3.                  OPERATING LEASES

The Foundation has entered into a five-year lease for farm land in Martin, Tennessee.  The lease terminates in April 2007.  Minimum lease payments are $30,000 per year over the term of the lease.  Total accrued lease expense was $5,000 for the year ended June 30, 2002.  Minimum lease payments for future years are as follows:

 

2003

 

 

$      30,000.00

2004

 

 

30,000.00

2005

 

 

30,000.00

2006

 

 

30,000.00

2007

 

 

25,000.00

 

 

 

 

 

 

 

$    145,000.00

The Foundation has subsequently subleased the farmland to The University of Tennessee.  The sublease is a five-year term and terminates in April 2007.  The Foundation will receive $2,800 per year as compensation for the lease.  Total accrued lease revenue at June 30, 2002, was $466.67.

4.                  TEMPORARILY RESTRICTED NET ASSETS

Temporarily restricted net assets consist of administrative funding provided by the University of Tennessee and contributions for the farm lease payment.  Total temporarily restricted net assets at June 30, 2002, were $370,330.62. Of this amount, $111,900.40 was used to pay for unrestricted disbursements at year-end. Unrestricted contributions were used to repay the amount due to temporarily restricted net assets during July 2002.

5.                  DR. SHUMAKER’S CONTRACT WITH THE FOUNDATION

Dr. John Shumaker, President of The University of Tennessee, entered into a contract with the Foundation in May 2002.  The Foundation will provide long term care insurance and life and disability insurance over and above the University’s plan.  The Foundation will reimburse Dr. Shumaker up to $10,000 per fiscal year for incurred attorney and financial planning fees.  The Foundation will also provide target bonuses as an incentive to accomplish specific goals for the benefit of the University.  The Foundation will purchase $75,000 of investments on each June 30 as an Executive Option.  The Foundation purchased $92,000 of additional executive option investments at June 30 since Dr. Shumaker gave up approximately this amount in options by leaving the University of Louisville.  Finally, the Foundation will pay a supplemental retirement benefit of $150,000 per year for 10 years when Dr. Shumaker ceases to be President.  Dr. Shumaker must remain as President until June 30, 2008, for the obligation to remain in effect except in the event of his death or permanent disability.  The Foundation has not funded this benefit as of June 30, 2002.

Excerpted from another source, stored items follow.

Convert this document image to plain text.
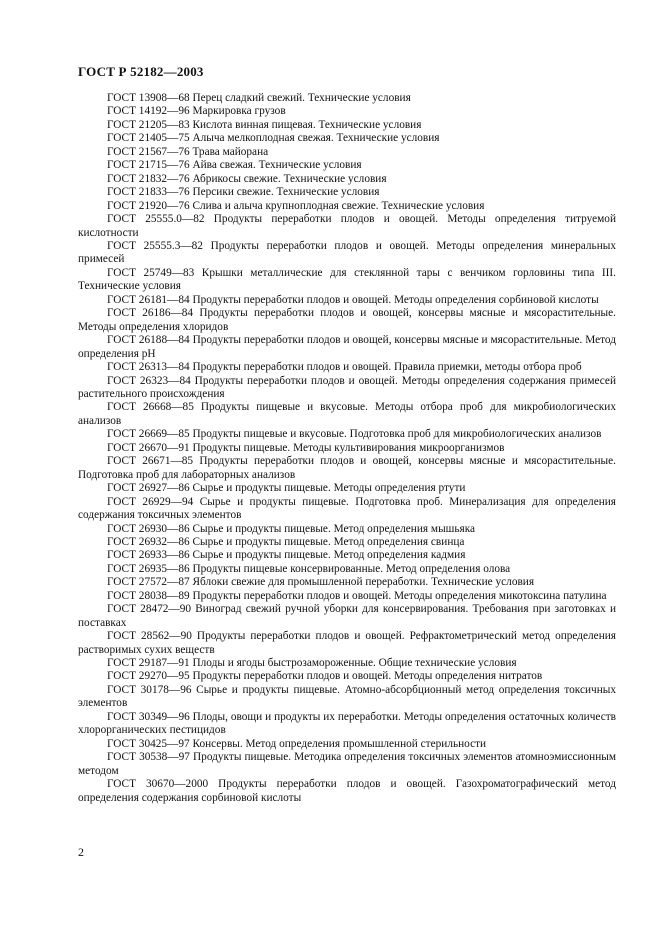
ГОСТ Р 52182—2003

ГОСТ 13908—68 Перец сладкий свежий. Технические условия

ГОСТ 14192—96 Маркировка грузов

ГОСТ 21205—83 Кислота винная пищевая. Технические условия

ГОСТ 21405—75 Алыча мелкоплодная свежая. Технические условия

ГОСТ 21567—76 Трава майорана

ГОСТ 21715—76 Айва свежая. Технические условия

ГОСТ 21832—76 Абрикосы свежие. Технические условия

ГОСТ 21833—76 Персики свежие. Технические условия

ГОСТ 21920—76 Слива и алыча крупноплодная свежие. Технические условия

ГОСТ 25555.0—82 Продукты переработки плодов и овощей. Методы определения титруемой кислотности

ГОСТ 25555.3—82 Продукты переработки плодов и овощей. Методы определения минеральных примесей

ГОСТ 25749—83 Крышки металлические для стеклянной тары с венчиком горловины типа III. Технические условия

ГОСТ 26181—84 Продукты переработки плодов и овощей. Методы определения сорбиновой кислоты

ГОСТ 26186—84 Продукты переработки плодов и овощей, консервы мясные и мясорастительные. Методы определения хлоридов

ГОСТ 26188—84 Продукты переработки плодов и овощей, консервы мясные и мясорастительные. Метод определения pH

ГОСТ 26313—84 Продукты переработки плодов и овощей. Правила приемки, методы отбора проб

ГОСТ 26323—84 Продукты переработки плодов и овощей. Методы определения содержания примесей растительного происхождения

ГОСТ 26668—85 Продукты пищевые и вкусовые. Методы отбора проб для микробиологических анализов

ГОСТ 26669—85 Продукты пищевые и вкусовые. Подготовка проб для микробиологических анализов

ГОСТ 26670—91 Продукты пищевые. Методы культивирования микроорганизмов

ГОСТ 26671—85 Продукты переработки плодов и овощей, консервы мясные и мясорастительные. Подготовка проб для лабораторных анализов

ГОСТ 26927—86 Сырье и продукты пищевые. Методы определения ртути

ГОСТ 26929—94 Сырье и продукты пищевые. Подготовка проб. Минерализация для определения содержания токсичных элементов

ГОСТ 26930—86 Сырье и продукты пищевые. Метод определения мышьяка

ГОСТ 26932—86 Сырье и продукты пищевые. Метод определения свинца

ГОСТ 26933—86 Сырье и продукты пищевые. Метод определения кадмия

ГОСТ 26935—86 Продукты пищевые консервированные. Метод определения олова

ГОСТ 27572—87 Яблоки свежие для промышленной переработки. Технические условия

ГОСТ 28038—89 Продукты переработки плодов и овощей. Методы определения микотоксина патулина

ГОСТ 28472—90 Виноград свежий ручной уборки для консервирования. Требования при заготовках и поставках

ГОСТ 28562—90 Продукты переработки плодов и овощей. Рефрактометрический метод определения растворимых сухих веществ

ГОСТ 29187—91 Плоды и ягоды быстрозамороженные. Общие технические условия

ГОСТ 29270—95 Продукты переработки плодов и овощей. Методы определения нитратов

ГОСТ 30178—96 Сырье и продукты пищевые. Атомно-абсорбционный метод определения токсичных элементов

ГОСТ 30349—96 Плоды, овощи и продукты их переработки. Методы определения остаточных количеств хлорорганических пестицидов

ГОСТ 30425—97 Консервы. Метод определения промышленной стерильности

ГОСТ 30538—97 Продукты пищевые. Методика определения токсичных элементов атомноэмиссионным методом

ГОСТ 30670—2000 Продукты переработки плодов и овощей. Газохроматографический метод определения содержания сорбиновой кислоты

2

6.                  UT NATIONAL ALUMNI ASSOCIATION

The Foundation granted $748,593.71 to the UT National Alumni Association to provide funds for the Association’s budget.  The Association funds various scholarships, faculty awards, and other programs which benefit the University of Tennessee.  The funds provided came from unrestricted contributions.

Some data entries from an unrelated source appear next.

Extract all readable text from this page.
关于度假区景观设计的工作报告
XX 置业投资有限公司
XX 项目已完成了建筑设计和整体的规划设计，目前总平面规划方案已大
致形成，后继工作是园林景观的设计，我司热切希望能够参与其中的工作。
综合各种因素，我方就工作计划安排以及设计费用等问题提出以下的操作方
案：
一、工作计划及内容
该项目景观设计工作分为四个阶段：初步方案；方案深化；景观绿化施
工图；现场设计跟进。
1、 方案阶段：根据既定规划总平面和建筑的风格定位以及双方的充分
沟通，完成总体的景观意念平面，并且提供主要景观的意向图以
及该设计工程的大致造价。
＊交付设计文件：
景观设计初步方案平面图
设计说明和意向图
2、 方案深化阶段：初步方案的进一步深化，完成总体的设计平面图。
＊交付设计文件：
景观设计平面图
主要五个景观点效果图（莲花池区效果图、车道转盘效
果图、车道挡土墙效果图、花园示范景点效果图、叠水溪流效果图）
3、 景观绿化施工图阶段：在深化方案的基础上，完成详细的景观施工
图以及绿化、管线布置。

7.                  SUBSEQUENT EVENT

On September 17, 2002, the LLC requested the Health, Educational and Housing Facility Board of the County of Knox, Tennessee to issue $60,090,000 variable rate, tax-exempt bonds to fund the acquisition, construction, and equipping of a student housing facility adjacent to the Knoxville campus.  The facility will be a 12-story complex with five levels for parking and seven levels for housing.  The facility is scheduled for completion in August 2004.  During the construction period, interest will be paid on the debt.  The first principal payment is due September 1, 2005.